Mehr als zwanzig Jahre lang arbeitete Usch Vollenwyder (70) bei der Zeitlupe. Seit Januar ist sie pensioniert. Jede Woche erzählt sie aus ihrem Alltag im bernischen Gürbetal. Heute: vom durchgetakteten Berufsalltag zum Verweilen im Augenblick. 

Usch Vollenwyder
Usch Vollenwyder,
Zeitlupe-Redaktorin
© Jessica Prinz

Zu meiner Wanderung vom Arbeitsort Zürich zurück in die Pensionierung nach Bern hat mir meine Freundin aus Lehrerinnenzeiten ein Büchlein geschenkt. «Wie schnürt ein Mystiker seine Wanderschuhe?» heisst es und trägt den Untertitel «Die grossen Fragen und der tägliche Kleinkram». Geschrieben hat es der verstorbene Schriftsteller und Radiojournalist Lorenz Marti. Am Abend vor jedem Wandertag nehme ich mir eins der kleinen Kapitelchen vor.

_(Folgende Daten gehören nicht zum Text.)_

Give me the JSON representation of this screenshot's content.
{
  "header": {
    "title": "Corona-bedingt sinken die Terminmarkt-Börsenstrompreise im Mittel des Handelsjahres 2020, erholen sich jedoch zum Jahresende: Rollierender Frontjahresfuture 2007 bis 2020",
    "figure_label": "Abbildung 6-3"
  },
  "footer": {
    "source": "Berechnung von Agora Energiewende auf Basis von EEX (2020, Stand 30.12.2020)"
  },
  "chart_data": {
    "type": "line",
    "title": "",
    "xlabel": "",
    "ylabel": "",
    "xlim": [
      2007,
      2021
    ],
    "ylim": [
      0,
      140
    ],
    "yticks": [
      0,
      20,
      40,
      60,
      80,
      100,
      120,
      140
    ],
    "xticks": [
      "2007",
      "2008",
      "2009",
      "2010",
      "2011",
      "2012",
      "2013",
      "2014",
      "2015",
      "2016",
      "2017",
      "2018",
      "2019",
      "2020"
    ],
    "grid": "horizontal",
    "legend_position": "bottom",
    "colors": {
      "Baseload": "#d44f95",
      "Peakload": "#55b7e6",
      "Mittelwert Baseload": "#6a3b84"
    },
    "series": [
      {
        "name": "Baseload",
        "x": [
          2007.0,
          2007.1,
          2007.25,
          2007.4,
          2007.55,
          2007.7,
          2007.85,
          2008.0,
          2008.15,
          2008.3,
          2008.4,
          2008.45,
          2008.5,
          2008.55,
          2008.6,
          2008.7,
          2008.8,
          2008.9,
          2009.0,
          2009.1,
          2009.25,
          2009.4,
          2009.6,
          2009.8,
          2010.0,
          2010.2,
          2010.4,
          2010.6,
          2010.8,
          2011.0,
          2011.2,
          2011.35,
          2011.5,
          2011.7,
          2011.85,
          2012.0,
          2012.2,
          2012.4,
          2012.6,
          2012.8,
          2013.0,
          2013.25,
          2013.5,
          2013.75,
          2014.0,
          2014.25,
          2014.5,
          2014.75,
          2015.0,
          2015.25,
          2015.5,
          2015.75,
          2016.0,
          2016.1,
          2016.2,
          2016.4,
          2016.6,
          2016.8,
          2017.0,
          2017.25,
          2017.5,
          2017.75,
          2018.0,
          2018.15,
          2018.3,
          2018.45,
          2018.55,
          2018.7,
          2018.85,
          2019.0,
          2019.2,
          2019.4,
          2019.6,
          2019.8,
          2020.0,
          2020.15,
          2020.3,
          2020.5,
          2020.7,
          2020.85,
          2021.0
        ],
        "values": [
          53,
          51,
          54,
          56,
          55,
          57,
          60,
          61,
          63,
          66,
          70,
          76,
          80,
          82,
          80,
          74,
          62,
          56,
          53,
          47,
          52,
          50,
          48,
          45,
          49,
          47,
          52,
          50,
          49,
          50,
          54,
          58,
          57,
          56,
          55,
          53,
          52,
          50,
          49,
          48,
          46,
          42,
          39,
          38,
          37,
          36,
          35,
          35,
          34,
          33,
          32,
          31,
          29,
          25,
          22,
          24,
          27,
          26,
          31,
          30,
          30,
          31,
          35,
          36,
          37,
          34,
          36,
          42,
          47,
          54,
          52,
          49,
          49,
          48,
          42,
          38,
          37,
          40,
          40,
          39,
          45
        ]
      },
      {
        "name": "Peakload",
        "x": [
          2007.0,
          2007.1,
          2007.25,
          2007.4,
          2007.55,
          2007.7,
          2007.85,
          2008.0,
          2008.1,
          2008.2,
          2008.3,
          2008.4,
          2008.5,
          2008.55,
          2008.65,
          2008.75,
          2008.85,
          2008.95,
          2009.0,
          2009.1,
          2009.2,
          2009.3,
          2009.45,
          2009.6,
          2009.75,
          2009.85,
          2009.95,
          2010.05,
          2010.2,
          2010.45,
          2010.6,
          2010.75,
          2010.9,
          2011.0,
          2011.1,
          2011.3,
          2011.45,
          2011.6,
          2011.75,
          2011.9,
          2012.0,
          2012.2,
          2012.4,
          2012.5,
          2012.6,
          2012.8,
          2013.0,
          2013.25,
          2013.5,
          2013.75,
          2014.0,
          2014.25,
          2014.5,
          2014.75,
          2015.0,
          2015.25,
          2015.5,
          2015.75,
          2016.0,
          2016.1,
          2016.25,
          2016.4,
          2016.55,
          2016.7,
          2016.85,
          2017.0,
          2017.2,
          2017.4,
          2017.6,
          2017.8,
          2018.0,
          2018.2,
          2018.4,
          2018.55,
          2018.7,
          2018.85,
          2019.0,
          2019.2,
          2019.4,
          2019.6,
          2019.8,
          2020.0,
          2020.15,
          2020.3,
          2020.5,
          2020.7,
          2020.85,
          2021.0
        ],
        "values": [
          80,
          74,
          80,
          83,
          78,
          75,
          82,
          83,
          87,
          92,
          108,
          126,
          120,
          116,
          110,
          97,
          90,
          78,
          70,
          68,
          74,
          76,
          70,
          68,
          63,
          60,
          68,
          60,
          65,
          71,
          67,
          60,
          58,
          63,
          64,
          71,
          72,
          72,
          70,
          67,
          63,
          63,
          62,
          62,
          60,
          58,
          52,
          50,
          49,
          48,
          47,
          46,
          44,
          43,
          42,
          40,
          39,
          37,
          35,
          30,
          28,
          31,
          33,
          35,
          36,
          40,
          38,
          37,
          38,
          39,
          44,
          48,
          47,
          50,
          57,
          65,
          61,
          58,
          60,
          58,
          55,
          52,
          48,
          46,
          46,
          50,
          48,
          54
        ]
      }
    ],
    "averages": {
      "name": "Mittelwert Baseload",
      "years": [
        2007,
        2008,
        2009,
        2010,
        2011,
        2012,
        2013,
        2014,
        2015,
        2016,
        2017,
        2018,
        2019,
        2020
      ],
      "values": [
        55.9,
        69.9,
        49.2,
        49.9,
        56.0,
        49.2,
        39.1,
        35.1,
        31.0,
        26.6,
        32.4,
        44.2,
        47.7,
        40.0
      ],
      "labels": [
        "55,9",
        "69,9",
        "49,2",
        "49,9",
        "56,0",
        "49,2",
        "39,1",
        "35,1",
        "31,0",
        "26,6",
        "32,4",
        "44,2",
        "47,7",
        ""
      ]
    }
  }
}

Auch wenn mir Mystikerinnen, Wüstenväter, Kirchenlehrer oder buddhistische Weisen eher fremd sind, gibt es doch immer wieder den einen oder anderen Abschnitt, über den es sich nachzudenken lohnt. 

An einem bleibe ich besonders hängen. Lorenz Marti erzählt darin, wie viel er jeden Tag zu erledigen hat – vom Zähneputzen über Dateien sichern zum Brot einkaufen oder Pflanzen giessen. Sein Leben lang gäbe es immer etwas Nächstes zu tun. Und er fragt sich, ob nicht sein «Erledigungswahn» ihn daran hindere, sich auf das Abenteuer des gegenwärtigen Augenblicks einzulassen. In Gedanken sei er nämlich immer schon dort, wo er hinwolle. Und nie da, wo er gerade sei. Er zieht für sich den Schluss: «Wo ich bin und was ich tue, ist nicht so wichtig. Wichtig ist, dass ich mit ganzem Herzen dabei bin. (…) Dass ich hier bleibe und nicht gedanklich in eine imaginäre Zukunft entfliehe.» 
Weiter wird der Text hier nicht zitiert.